Ne mutlu Durmuş Uyanık’a!
*
Biliyorsunuz,başımıza gelmeyince yapılması gerekeni yapamıyoruz;ama bu denklemin,bilmemiz gerekenleri daha başında bize öğretmeyen,bu bilgileri ille de parayla satan şu bozuk düzenin payı sanırım bireylerden çok.
Kimbilir ne zamandır vardı bel fıtığım? Ama ancak ağrıyınca ayrımına vardım;üstelik,bu konuda yakınmaya gittiğim bir iki hekim de bilmem gerekenleri öğretmedi,iki ilâç verip savdı.

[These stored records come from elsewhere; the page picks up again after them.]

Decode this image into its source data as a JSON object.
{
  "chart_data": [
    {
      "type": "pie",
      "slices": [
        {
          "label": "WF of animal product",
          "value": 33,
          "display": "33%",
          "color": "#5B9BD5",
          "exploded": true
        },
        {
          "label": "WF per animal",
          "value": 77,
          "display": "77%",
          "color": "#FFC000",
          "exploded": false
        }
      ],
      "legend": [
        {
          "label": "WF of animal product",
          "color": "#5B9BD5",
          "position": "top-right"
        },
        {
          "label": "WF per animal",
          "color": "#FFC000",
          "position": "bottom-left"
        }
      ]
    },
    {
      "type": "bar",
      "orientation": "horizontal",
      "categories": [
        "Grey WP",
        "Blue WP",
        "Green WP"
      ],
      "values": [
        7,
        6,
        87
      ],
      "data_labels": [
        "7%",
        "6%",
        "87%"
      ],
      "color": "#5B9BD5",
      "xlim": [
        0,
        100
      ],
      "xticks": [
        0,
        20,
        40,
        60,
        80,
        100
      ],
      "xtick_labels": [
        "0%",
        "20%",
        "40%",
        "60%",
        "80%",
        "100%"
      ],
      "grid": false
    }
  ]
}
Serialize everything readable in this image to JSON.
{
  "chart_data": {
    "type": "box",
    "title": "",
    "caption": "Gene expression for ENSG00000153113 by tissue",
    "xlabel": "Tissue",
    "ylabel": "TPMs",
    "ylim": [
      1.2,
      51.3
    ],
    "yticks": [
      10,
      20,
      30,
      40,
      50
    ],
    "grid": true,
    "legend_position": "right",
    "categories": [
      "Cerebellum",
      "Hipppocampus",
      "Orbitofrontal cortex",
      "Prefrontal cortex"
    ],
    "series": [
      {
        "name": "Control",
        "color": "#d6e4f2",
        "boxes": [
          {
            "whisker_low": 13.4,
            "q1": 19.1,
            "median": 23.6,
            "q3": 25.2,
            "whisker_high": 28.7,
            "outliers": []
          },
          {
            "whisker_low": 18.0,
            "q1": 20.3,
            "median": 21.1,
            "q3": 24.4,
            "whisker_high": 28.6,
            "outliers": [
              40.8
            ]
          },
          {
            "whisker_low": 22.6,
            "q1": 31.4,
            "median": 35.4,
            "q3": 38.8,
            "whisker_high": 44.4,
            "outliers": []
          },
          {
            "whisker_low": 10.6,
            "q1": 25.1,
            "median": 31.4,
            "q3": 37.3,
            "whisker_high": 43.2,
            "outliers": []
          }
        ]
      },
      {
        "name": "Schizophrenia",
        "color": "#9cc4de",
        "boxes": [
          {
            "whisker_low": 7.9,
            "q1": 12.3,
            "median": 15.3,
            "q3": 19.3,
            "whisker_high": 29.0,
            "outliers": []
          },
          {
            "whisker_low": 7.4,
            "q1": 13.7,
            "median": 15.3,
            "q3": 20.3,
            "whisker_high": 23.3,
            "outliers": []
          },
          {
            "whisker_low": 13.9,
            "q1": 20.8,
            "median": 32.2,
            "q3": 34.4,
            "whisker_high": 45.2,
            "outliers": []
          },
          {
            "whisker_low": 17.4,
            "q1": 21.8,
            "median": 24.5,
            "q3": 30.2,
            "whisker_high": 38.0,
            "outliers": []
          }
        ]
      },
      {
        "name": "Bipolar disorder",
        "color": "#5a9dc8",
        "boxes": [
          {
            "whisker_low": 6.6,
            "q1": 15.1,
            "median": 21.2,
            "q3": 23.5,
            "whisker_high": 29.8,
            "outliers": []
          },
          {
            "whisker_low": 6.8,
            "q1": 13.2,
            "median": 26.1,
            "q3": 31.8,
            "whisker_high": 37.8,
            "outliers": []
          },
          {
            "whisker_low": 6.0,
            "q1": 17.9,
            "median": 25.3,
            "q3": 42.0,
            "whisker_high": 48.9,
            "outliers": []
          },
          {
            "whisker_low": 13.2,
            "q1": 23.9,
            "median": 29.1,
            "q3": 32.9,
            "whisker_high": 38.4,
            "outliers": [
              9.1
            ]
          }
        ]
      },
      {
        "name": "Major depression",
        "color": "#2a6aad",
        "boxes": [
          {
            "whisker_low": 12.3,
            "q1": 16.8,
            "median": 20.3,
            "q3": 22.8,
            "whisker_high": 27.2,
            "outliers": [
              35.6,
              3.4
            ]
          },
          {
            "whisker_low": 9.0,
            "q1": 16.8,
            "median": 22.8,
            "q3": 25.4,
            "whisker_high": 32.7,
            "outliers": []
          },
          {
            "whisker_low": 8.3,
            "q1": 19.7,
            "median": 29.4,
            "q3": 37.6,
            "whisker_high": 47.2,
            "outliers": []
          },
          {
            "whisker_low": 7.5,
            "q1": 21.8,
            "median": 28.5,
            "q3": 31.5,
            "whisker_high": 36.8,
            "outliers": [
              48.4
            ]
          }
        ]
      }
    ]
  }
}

Sonunda,Çapa’da çalışan Prof.Dr.Emel Özcan’la tanıştım;bel fıtığının da,bütün öbür sorunlar gibi,hani şu benim yaşama sanatı adını verdiğim şeyin içinde yer aldığını öğretti Emel Hanım:duruş,davranış bilgileri,bedeni doğru kullanma,ve çağdaş yaşamın dayattığı yanlış davranışların vereceği zararları önlemek üzere,kasları güçlendirme bilgi ve çalışmaları.
Onun deyişiyle “omurga sorunları”nız varsa ilerlememesi,işin kesip biçmeye varmaması;yoksa,olmaması için hemen Çapa’ya koşun,bu güler yüzlü hanımla tanışın.
*
Metin Aydoğan,sağolsun,karınca çalışkanlığıyla bize yeni bilgiler derlemeyi sürdürüyor;son yazısında New Perspectives dergisinden aktardığı şu satırlara bakın,her şey ne kadar açık seçik:Yeni Dünya Düzeni’nin önemli yapı taşları,silahlı uluslar yerine global ölçekli şirketlere ev sahipliği yapan,teknolojik olarak gelişmiş şehir devletler olacaktır.”
Bundan daha açık nasıl söylenebilirdi kaz kafalı kişiliksiz satılık insanlara amaçlanan düzen? Ama saydığım nitelikleri taşıyanlar kendi yazgılarına,dolayısıyla yurttaşlarının,candaşlarının yazgılarına sahip çıkabilir mi?
Öteden beri,ustalarımla birlikte,insanoğlunun yeryüzünde yaşamaya pek de lâyık olmadığını düşünürüm;bunu en son Castro’nun ağzından da duydum Commandante’de:elimizdeki fırsatı boşu boşuna kaçırırsak,ardımızdan ağlayacak kimse bulunmayacak evrende.
*
Payel Yayınevi, Nilgün Şarman’ın güzelim çevirisiyle,Ruht Benedict’in Kültür Kalıpları’nı bastı.
Ruth Benedict 1887 ile 1948 yılları arasında yaşamış Amerikalı bir toplumbilimci;özellikle kendi anakarasında yaşamış yerlilerden üçünü ele almış yapıtında;törelerini,törenlerine,toplumsal yapılarını,ekinlerini incelemiş.
Bu konuları merak edenler için elbet ilginç bir kitap.